On the halfway point of his year-long mission in space, NASA astronaut Scott Kelly captured this stunning image of the United States early in the morning.
"Clear skies over much of the USA today. #GoodMorning from @Space_Station! #YearInSpace," the astronaut wrote on Twitter Sept. 15.
Kelly and his Russian counterpart, Mikhail Kornienko, are spending double the typical time of an International Space Station crew member in space. The goal of the mission is to better understand how the body changes in microgravity. [Liftoff!

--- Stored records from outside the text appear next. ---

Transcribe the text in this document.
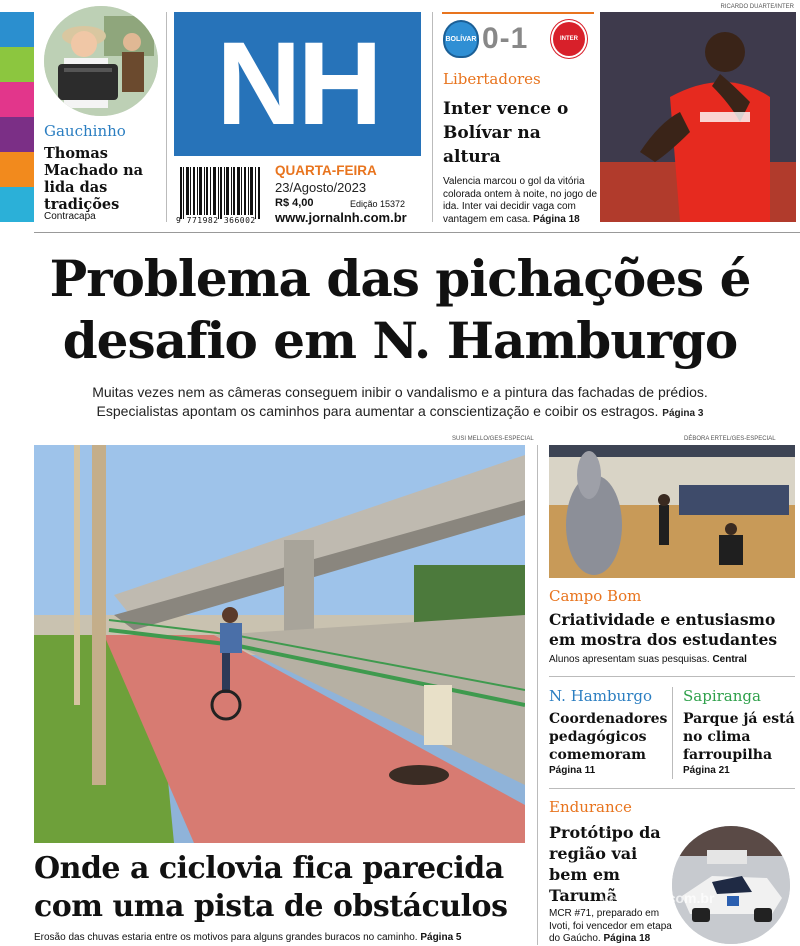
Gauchinho
Thomas Machado na lida das tradições
Contracapa
NH
9 771982 366002
QUARTA-FEIRA
23/Agosto/2023
R$ 4,00	Edição 15372
www.jornalnh.com.br
BOLÍVAR 0-1	INTER
Libertadores
Inter vence o Bolívar na altura
Valencia marcou o gol da vitória colorada ontem à noite, no jogo de ida. Inter vai decidir vaga com vantagem em casa. Página 18
RICARDO DUARTE/INTER
Problema das pichações é
desafio em N. Hamburgo
Muitas vezes nem as câmeras conseguem inibir o vandalismo e a pintura das fachadas de prédios.
Especialistas apontam os caminhos para aumentar a conscientização e coibir os estragos. Página 3
SUSI MELLO/GES-ESPECIAL
Onde a ciclovia fica parecida
com uma pista de obstáculos
Erosão das chuvas estaria entre os motivos para alguns grandes buracos no caminho. Página 5
DÉBORA ERTEL/GES-ESPECIAL
Campo Bom
Criatividade e entusiasmo em mostra dos estudantes
Alunos apresentam suas pesquisas. Central
N. Hamburgo
Coordenadores pedagógicos comemoram
Página 11
Sapiranga
Parque já está no clima farroupilha
Página 21
Endurance
Protótipo da região vai bem em Tarumã
MCR #71, preparado em Ivoti, foi vencedor em etapa do Gaúcho. Página 18
VerCapas.com.br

US, Russia Launch Historic One-Year Space Mission]
Kelly and Kornienko are doing a suite of experiments to look at their bone loss, muscle tone, eye pressure and other indicators that commonly change for astronauts who are in space between four and six months.
In addition, Kelly is doing a set of genetic experiments to compare with his twin brother Mark Kelly. Mark is a retired space shuttle astronaut who commanded one of the last missions in 2011.
NASA says the year-long mission will help it better position itself for a future mission to Mars. While the longest single stay in space was 437 days (by Valeri Polyakov in 1994 to 1995, on the Russian Mir space station), a Mars mission would take at least 500 days.
Prior to this mission, a few year-long (or longer) missions took place on Mir in the 1990s. Today's better genetic technology and deeper understanding of how the human body is influenced by microgravity helped NASA and the Russian Federal Space Agency to go forward with the longer mission for Kelly and Kornienko.